Instead of reducing emissions, the law in Kenya is aimed at lowering peak consumption of electricity. As elsewhere in the world, also in Kenya people tend to take showers at about the same time every day. Power plant capacity needs to be scaled according to peak consumption, as is the case with transformers and the distribution system, but money comes in only from the energy that is actually sold. By evening out the peaks, grid investments can be made more profitable and control of the grid is easier, as there is less need to adjust the power plants.

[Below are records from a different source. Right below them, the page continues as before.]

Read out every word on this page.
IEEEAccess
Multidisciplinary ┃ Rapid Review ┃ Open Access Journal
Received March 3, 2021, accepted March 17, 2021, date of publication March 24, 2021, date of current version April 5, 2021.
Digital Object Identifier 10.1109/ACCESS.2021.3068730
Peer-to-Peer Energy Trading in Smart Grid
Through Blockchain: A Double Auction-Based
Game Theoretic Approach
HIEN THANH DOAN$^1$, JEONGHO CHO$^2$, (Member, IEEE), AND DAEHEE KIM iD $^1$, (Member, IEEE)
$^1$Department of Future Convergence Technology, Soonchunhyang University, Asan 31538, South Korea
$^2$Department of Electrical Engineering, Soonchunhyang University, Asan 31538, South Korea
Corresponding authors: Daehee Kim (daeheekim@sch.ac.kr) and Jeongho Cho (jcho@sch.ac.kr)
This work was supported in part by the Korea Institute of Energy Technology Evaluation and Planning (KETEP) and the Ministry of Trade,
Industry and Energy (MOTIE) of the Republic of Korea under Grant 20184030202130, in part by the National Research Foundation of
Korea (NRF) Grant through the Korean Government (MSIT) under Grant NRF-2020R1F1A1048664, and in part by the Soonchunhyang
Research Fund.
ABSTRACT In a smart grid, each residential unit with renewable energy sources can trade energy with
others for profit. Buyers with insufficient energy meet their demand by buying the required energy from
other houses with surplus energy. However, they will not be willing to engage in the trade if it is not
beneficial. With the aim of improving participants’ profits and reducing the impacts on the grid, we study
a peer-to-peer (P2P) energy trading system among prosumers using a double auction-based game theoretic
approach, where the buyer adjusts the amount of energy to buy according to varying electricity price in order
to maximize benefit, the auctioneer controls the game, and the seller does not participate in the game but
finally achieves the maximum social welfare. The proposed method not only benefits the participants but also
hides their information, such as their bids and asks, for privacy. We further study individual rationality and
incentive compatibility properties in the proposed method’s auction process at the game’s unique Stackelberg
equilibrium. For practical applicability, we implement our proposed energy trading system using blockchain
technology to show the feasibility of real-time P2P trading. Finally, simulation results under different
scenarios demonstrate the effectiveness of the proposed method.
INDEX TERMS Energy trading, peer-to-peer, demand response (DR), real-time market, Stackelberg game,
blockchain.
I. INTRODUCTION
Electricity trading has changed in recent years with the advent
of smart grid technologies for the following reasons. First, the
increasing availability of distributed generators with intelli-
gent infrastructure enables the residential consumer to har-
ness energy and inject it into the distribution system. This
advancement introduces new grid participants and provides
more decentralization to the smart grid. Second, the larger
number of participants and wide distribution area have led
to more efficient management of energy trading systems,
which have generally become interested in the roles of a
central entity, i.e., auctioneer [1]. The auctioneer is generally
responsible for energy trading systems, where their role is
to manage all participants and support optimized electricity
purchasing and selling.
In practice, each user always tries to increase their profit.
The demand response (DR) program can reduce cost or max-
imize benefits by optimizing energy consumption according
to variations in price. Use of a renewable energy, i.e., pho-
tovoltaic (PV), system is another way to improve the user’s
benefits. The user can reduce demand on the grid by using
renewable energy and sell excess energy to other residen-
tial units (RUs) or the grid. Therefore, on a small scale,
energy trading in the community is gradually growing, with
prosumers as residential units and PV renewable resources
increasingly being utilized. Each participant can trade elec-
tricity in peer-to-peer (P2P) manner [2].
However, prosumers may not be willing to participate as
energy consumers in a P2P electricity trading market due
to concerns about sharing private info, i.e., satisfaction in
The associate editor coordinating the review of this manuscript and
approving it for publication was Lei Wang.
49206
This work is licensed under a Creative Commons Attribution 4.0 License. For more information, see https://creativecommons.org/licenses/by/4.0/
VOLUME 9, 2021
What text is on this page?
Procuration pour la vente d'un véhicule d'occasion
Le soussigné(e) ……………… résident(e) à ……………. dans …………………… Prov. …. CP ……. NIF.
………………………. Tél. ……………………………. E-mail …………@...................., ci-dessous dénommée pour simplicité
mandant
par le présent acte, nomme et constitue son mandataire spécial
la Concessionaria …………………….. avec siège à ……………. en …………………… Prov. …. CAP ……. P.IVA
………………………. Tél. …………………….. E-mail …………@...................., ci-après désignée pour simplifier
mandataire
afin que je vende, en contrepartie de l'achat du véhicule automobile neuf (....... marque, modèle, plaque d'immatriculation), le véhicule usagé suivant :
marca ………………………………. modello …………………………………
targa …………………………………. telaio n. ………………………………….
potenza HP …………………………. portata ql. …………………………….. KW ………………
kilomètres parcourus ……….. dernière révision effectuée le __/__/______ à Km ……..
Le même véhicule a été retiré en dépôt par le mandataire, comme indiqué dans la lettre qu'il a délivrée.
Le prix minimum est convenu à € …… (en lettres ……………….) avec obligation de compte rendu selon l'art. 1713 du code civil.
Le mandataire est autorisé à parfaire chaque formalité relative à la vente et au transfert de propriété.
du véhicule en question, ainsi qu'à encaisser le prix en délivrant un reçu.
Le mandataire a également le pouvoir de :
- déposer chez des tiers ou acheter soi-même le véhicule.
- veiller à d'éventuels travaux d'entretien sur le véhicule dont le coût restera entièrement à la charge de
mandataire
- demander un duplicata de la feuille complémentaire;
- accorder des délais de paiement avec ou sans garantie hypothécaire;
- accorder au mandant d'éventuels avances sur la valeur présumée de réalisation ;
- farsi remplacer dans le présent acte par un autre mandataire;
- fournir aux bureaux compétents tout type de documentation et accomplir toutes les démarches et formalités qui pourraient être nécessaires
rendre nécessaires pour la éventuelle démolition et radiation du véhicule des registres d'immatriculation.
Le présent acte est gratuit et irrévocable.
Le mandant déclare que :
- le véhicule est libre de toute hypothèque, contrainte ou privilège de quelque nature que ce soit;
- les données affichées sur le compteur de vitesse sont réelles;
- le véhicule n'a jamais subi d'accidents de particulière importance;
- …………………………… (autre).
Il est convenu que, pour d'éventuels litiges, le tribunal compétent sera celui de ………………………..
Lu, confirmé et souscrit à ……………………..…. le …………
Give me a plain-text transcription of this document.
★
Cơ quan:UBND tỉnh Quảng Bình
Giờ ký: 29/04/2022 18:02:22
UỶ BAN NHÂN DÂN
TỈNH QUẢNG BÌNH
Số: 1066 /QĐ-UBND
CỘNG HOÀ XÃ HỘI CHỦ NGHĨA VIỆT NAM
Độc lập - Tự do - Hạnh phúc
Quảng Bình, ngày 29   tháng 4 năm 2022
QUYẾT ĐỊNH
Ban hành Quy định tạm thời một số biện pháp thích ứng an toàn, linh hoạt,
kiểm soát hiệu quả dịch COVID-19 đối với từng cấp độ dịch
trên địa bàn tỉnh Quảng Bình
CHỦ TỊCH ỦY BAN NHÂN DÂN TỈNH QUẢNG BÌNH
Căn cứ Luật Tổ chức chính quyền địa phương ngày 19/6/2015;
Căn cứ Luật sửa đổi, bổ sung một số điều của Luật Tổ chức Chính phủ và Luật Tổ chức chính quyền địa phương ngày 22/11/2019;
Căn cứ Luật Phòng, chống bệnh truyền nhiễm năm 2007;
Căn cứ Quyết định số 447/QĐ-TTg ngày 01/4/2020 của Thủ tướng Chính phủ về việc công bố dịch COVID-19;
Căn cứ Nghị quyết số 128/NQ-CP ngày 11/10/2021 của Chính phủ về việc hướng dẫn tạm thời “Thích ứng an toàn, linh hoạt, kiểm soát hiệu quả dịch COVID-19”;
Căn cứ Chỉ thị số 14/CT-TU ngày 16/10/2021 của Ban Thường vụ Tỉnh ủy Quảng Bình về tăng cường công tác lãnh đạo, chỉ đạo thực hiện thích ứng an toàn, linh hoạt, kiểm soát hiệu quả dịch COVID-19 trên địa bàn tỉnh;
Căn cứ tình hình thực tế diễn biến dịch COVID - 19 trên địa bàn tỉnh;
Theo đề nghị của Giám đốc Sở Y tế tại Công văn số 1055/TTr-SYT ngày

One entrepreneur to benefit from the new law is Ville Paakkari, a Finn. His company, Scandinavian Solar Systems, imports and installs Chinese solar collectors. The company’s turnover increased many times over last year thanks to the law. Paakkari sometimes had to leave willing buyers empty-handed, because he did not have enough skilled technicians working for him.
The high demand was driven especially by Kenya’s Asians, who were eager to comply with the letter of the law. On the other hand, Paakkari’s company have only had a few representatives of the majority population as customers. And because they have not acquired collectors – at least not yet – the law does not seem to have a significant impact on evening out peak consumption.
This in spite of the fact that the system, which costs about a thousand euros, pays for itself in four years in the form of lower electricity bills, Paakkari says. Whether or not the majority population will buy solar collectors largely depends on efforts to enforce compliance with the law.
Hit product through sociological approach
One impediment to acquiring solar collectors is the price. This is especially the case in the Kenyan context, where interests on loans are sky high, while making investments that pay for themselves in a few years’ time is rare, owing to the general uncertainty of life.
However, these problems have not prevented the spread of off-grid solar electricity solutions for individual households, which utilise mobile payment systems. The importance of the achievement is boosted by the fact that companies in the field are looking for consumers that are less prosperous than Scandinavian Solar Systems, for instance.
The market leader in the field is M-KOPA Solar. It’s customers often do not even have bank accounts – or savings, for that matter. The systems of the company had brought electricity to 600,000 homes in Kenya and its neighbours Uganda and Tanzania by January 2018 – all within just a few years. In the coming three years, electricity is to be brought to a million more homes, the company predicts
In addition to solar panels, the basic model of M-KOPA Solar includes a few LED lights, a radio, a telephone charging cable, and a chargeable light torch. In technical field tests they have been honed to withstand heavy use and to have a very simple user interface.
Instead of having to pay for the systems at once, the customers first pay a deposit fee of about 35 dollars, and after that, 50 cents a day for a year. After this the devices are owned by the customers. The payments are handled directly by the M-Pesa mobile money system, and if payments are not made, the electricity is immediately cut off. The lights will go on again when money is paid onto the mobile account and the debit can be made.
This customer funding model was reached after a careful consumer study examining matters such as how much money the potential customers can pay and how frequently, and what the best way to collect the payments would be.
This “sociological” market approach of M-KOPA Solar has borne fruit: it is one of the companies that has collected the most risk funding in all of Africa.